Komplizierter Übertragungsprozess
Die grundsätzliche Bereitschaft zum Übertrag an die VNV haben die Mitglieder der Sterbekasse Berchum bereits auf einer zurückliegenden, ordentlichen Jahreshauptversammlung getroffen. Den am Dienstag von 14 anwesenden Mitgliedern bestätigten Zusammenschluss mit der VNV muss die Aufsichtsbehörde in Arnsberg genehmigen. Sobald das geschehen ist, kann eine weitere außerordentliche Versammlung einberufen werden, die den Übertragungsvertrag endgültig beschließt. Kann der Zeitplan eingehalten werden, würde die Sterbekasse Berchum rückwirkend zum 1. Januar 2023 in der VNV aufgehen.
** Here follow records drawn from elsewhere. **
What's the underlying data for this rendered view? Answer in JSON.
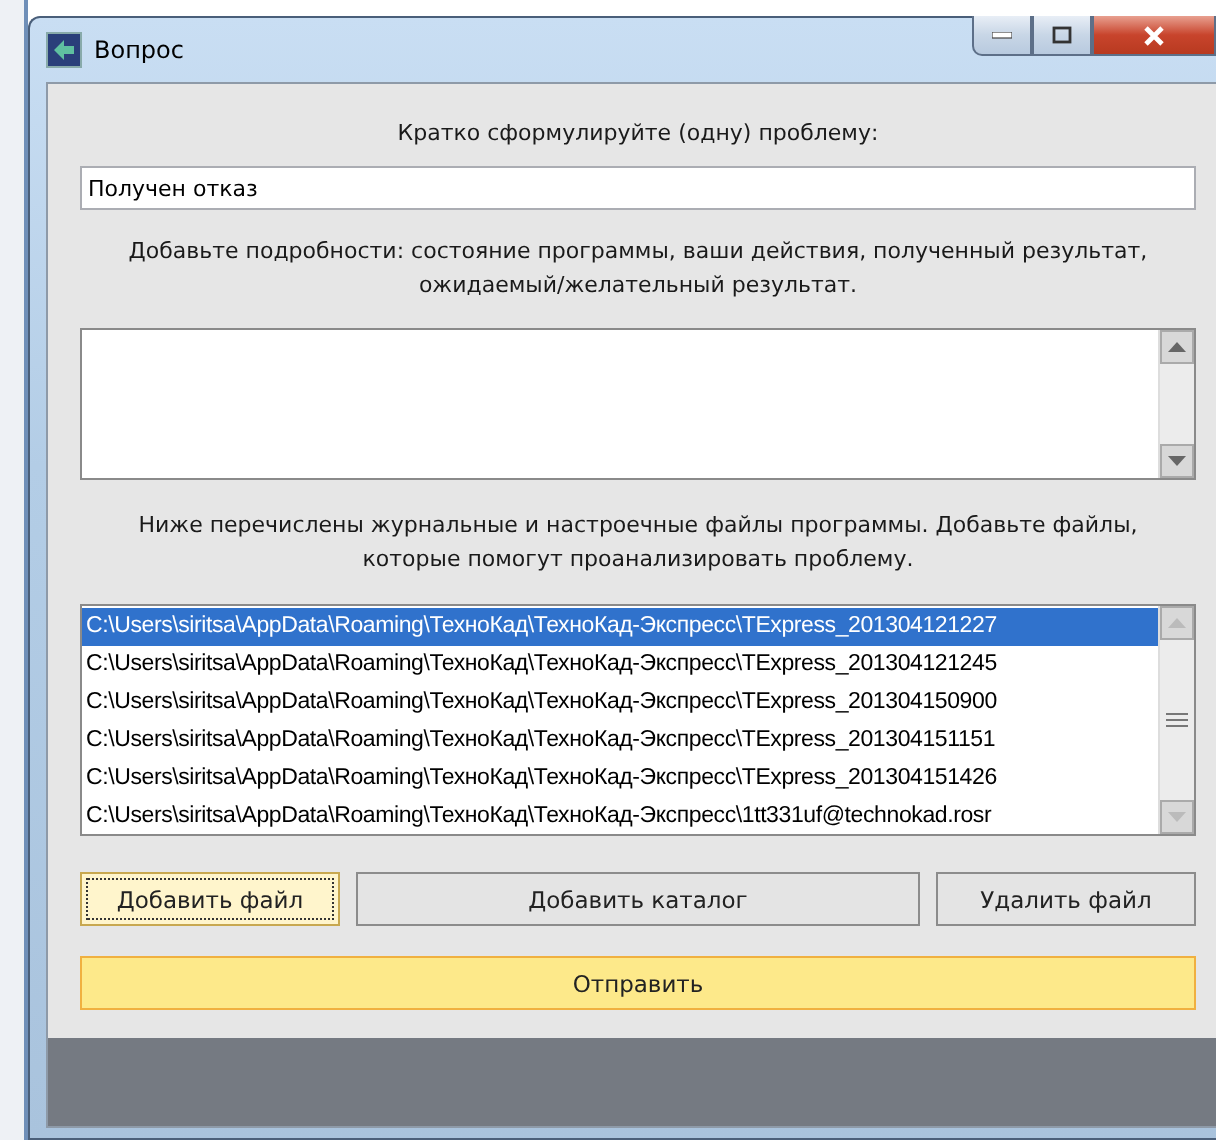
{
  "window": {
    "title": "Вопрос"
  },
  "summary": {
    "label": "Кратко сформулируйте (одну) проблему:",
    "value": "Получен отказ"
  },
  "details": {
    "label": "Добавьте подробности: состояние программы, ваши действия, полученный результат, ожидаемый/желательный результат."
  },
  "files": {
    "label": "Ниже перечислены журнальные и настроечные файлы программы. Добавьте файлы, которые помогут проанализировать проблему.",
    "items": [
      {
        "path": "C:\\Users\\siritsa\\AppData\\Roaming\\ТехноКад\\ТехноКад-Экспресс\\TExpress_201304121227",
        "selected": true
      },
      {
        "path": "C:\\Users\\siritsa\\AppData\\Roaming\\ТехноКад\\ТехноКад-Экспресс\\TExpress_201304121245",
        "selected": false
      },
      {
        "path": "C:\\Users\\siritsa\\AppData\\Roaming\\ТехноКад\\ТехноКад-Экспресс\\TExpress_201304150900",
        "selected": false
      },
      {
        "path": "C:\\Users\\siritsa\\AppData\\Roaming\\ТехноКад\\ТехноКад-Экспресс\\TExpress_201304151151",
        "selected": false
      },
      {
        "path": "C:\\Users\\siritsa\\AppData\\Roaming\\ТехноКад\\ТехноКад-Экспресс\\TExpress_201304151426",
        "selected": false
      },
      {
        "path": "C:\\Users\\siritsa\\AppData\\Roaming\\ТехноКад\\ТехноКад-Экспресс\\1tt331uf@technokad.rosr",
        "selected": false
      }
    ]
  },
  "buttons": [
    {
      "label": "Добавить файл",
      "focused": true
    },
    {
      "label": "Добавить каталог",
      "focused": false
    },
    {
      "label": "Удалить файл",
      "focused": false
    }
  ],
  "send": {
    "label": "Отправить"
  }
}
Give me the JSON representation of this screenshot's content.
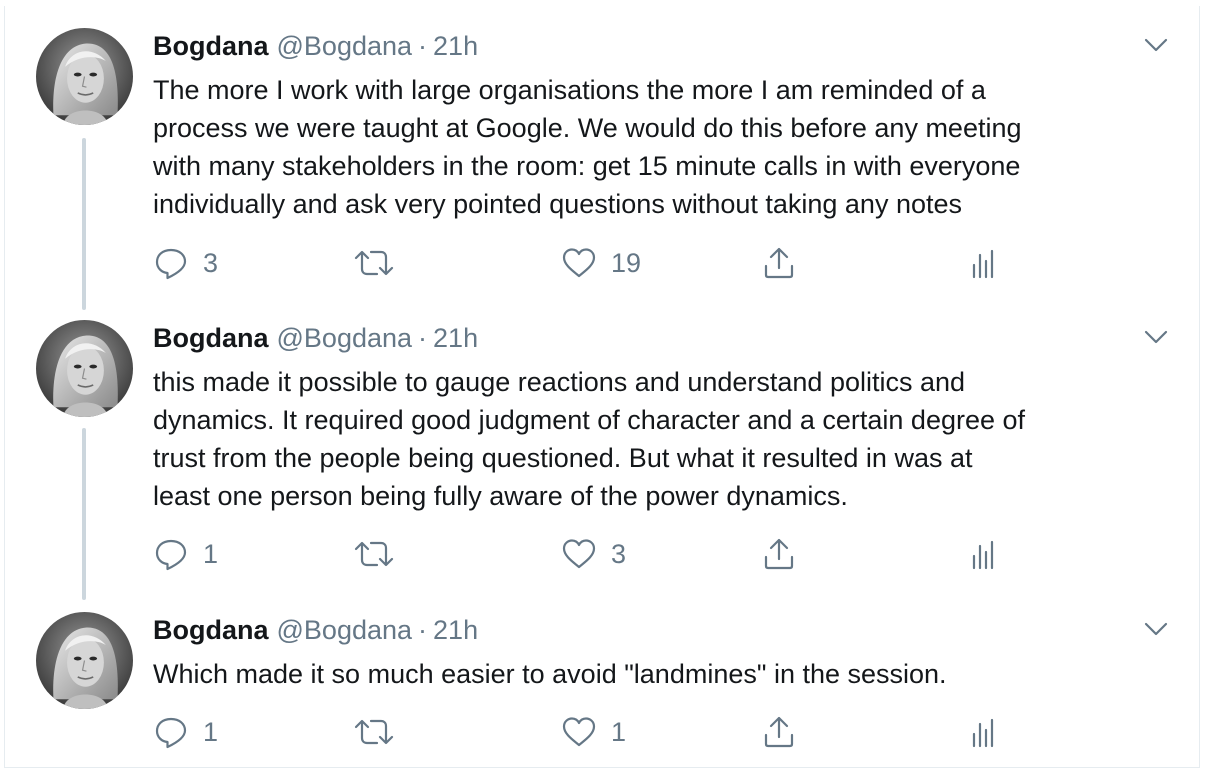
{
  "tweets": [
    {
      "name": "Bogdana",
      "handle": "@Bogdana",
      "separator": "·",
      "time": "21h",
      "text": "The more I work with large organisations the more I am reminded of a\nprocess we were taught at Google. We would do this before any meeting\nwith many stakeholders in the room: get 15 minute calls in with everyone\nindividually and ask very pointed questions without taking any notes",
      "replies": "3",
      "retweets": "",
      "likes": "19"
    },
    {
      "name": "Bogdana",
      "handle": "@Bogdana",
      "separator": "·",
      "time": "21h",
      "text": "this made it possible to gauge reactions and understand politics and\ndynamics. It required good judgment of character and a certain degree of\ntrust from the people being questioned. But what it resulted in was at\nleast one person being fully aware of the power dynamics.",
      "replies": "1",
      "retweets": "",
      "likes": "3"
    },
    {
      "name": "Bogdana",
      "handle": "@Bogdana",
      "separator": "·",
      "time": "21h",
      "text": "Which made it so much easier to avoid \"landmines\" in the session.",
      "replies": "1",
      "retweets": "",
      "likes": "1"
    }
  ],
  "icons": {
    "reply": "reply-icon",
    "retweet": "retweet-icon",
    "like": "heart-icon",
    "share": "share-icon",
    "analytics": "analytics-icon",
    "more": "chevron-down-icon"
  },
  "colors": {
    "text": "#14171a",
    "secondary": "#657786",
    "thread_line": "#ccd6dd"
  }
}
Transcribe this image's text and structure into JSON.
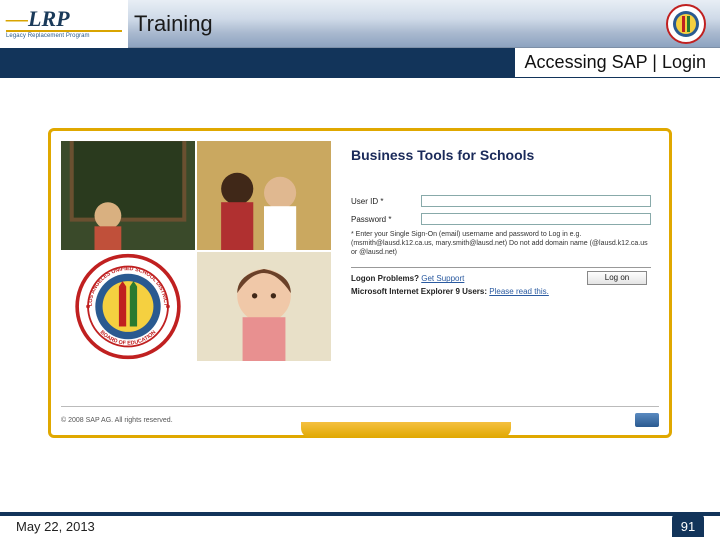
{
  "header": {
    "logo_main": "LRP",
    "logo_sub": "Legacy Replacement Program",
    "title": "Training"
  },
  "subtitle": "Accessing SAP | Login",
  "portal": {
    "title": "Business Tools for Schools",
    "user_label": "User ID *",
    "password_label": "Password *",
    "hint": "* Enter your Single Sign-On (email) username and password to Log in e.g. (msmith@lausd.k12.ca.us, mary.smith@lausd.net) Do not add domain name (@lausd.k12.ca.us or @lausd.net)",
    "logon_label": "Log on",
    "problems_label": "Logon Problems?",
    "problems_link": "Get Support",
    "ie9_label": "Microsoft Internet Explorer 9 Users:",
    "ie9_link": "Please read this.",
    "copyright": "© 2008 SAP AG. All rights reserved."
  },
  "seal": {
    "outer_text_top": "LOS ANGELES UNIFIED",
    "outer_text_side": "SCHOOL DISTRICT",
    "outer_text_bottom": "BOARD OF EDUCATION"
  },
  "footer": {
    "date": "May 22, 2013",
    "page": "91"
  }
}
„Im Sinne unseres Dorfes ist das natürlich eine traurige Entwicklung, wir Berchumer geben etwas auf“, sagt Meffert. Aber mit Blick auf die Sorgfaltspflicht, die ihm und seinen beiden Vorstandskollegen obliege, und angesichts der Tatsache, dass sich kaum noch Erträge erwirtschaften ließen, die Kosten aber davonliefen, sei er froh, bald einer größeren, stärkeren Vereinigung anzugehören.